Because of the design features of the lumened devices and the unique limitations of the various sterilization parameters, data based upon physical testing and microbiological efficacy testing as described in Sections L and M of the sterilizer guidance document may not be sufficient to support the sterilization claims and additional testing may be necessary.
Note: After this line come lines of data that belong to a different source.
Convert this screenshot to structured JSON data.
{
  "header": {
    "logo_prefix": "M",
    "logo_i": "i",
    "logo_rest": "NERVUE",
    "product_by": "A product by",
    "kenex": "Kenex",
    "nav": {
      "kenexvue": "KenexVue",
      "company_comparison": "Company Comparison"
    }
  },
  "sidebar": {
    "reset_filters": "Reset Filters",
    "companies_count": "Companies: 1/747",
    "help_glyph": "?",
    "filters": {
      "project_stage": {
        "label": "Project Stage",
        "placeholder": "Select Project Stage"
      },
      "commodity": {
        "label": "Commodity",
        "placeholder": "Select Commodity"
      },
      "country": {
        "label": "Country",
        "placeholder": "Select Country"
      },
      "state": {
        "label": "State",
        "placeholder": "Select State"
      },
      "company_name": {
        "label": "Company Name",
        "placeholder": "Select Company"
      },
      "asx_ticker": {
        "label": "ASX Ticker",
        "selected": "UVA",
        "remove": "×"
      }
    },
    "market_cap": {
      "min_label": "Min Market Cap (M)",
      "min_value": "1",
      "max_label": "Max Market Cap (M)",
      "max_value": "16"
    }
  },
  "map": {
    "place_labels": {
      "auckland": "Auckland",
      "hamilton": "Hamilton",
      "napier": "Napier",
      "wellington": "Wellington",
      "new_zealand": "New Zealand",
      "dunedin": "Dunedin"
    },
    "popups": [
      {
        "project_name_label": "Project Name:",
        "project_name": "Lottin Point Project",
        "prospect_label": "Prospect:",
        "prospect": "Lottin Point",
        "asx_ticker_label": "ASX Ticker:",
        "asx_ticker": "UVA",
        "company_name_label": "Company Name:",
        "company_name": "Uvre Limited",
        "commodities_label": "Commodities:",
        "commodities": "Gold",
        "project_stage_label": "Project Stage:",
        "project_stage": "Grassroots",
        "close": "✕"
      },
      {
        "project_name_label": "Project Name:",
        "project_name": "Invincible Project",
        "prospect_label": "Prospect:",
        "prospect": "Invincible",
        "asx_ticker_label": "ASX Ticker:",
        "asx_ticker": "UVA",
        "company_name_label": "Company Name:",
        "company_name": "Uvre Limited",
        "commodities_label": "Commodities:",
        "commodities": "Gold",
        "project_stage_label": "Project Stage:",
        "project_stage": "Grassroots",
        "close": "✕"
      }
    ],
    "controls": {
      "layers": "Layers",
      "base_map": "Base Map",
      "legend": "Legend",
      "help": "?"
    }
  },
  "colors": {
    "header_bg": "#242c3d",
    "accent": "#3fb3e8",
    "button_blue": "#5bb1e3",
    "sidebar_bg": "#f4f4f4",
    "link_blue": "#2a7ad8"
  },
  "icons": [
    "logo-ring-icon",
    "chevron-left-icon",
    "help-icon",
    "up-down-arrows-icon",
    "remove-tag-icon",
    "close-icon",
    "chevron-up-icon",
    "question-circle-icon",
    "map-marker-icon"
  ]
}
Recommendations for Organic Load Requirements for Simulated-use Test Protocols
The March 1993 guidance for sterilizers used in healthcare settings recommends that an artificial soil be used in the simulated-use tests. 5% serum and AOAC defined hard water are listed as examples of organic and inorganic loads which can be used as artificial soils. However, 5% serum and AOAC defined hard water may not be the appropriate challenge for all types of sterilization technologies. The type of organic challenge used in the simulated-use testing must represent a serious challenge to the sterilization technology. Therefore, the manufacturer will be asked to justify that the selection of the artificial soil represents a significant challenge to the sterilization process and is representative of the types of organic loads to which the devices would be exposed during actual use conditions. The AAMI TIR No. 12-1994, "Designing, Testing, & Labeling Reusable Medical Devices for Reprocessing in Health Care Facilities: A Guide for Device Manufacturers" identifies examples of artificial soils which may be suitable as challenge to the sterilization process. The TIR indicates that Hucker's Soil was formulated to simulate fecal material. Another example of simulated fecal material, described by R. S. Miles in J. Hospital Infection (1991) 18 (Supplement A), 264 -273, consisted of a mixture of eggs, wheat flour, commercial mashed potato, water and dye solution. According to Miles, Birmingham or Edinburgh Soils were formulated to mimic respiratory tract material. Other examples of artificial soils, which the FDA may consider as appropriate, include tissue culture media with 10% fetal bovine serum or red blood cells (10% or greater) in physiological saline.
If the devices used in the simulated-use test protocols are exposed to more than one type of organic material during actual clinical use, the artificial soil that represents the greatest challenge to the process should be selected.
The test organisms should be suspended in the artificial soil prior to inoculation onto the device in locations which represent the most difficult to sterilize. The effect of the artificial soil on the viability and recovery of the test organisms must be demonstrated. In addition, data from testing showing whether a dried inoculum or wet inoculum presents a more rigorous challenge to the sterilization process should be included in the submission. All other recommendations in the sterilizer guidance pertaining to the simulated-use testing should be followed.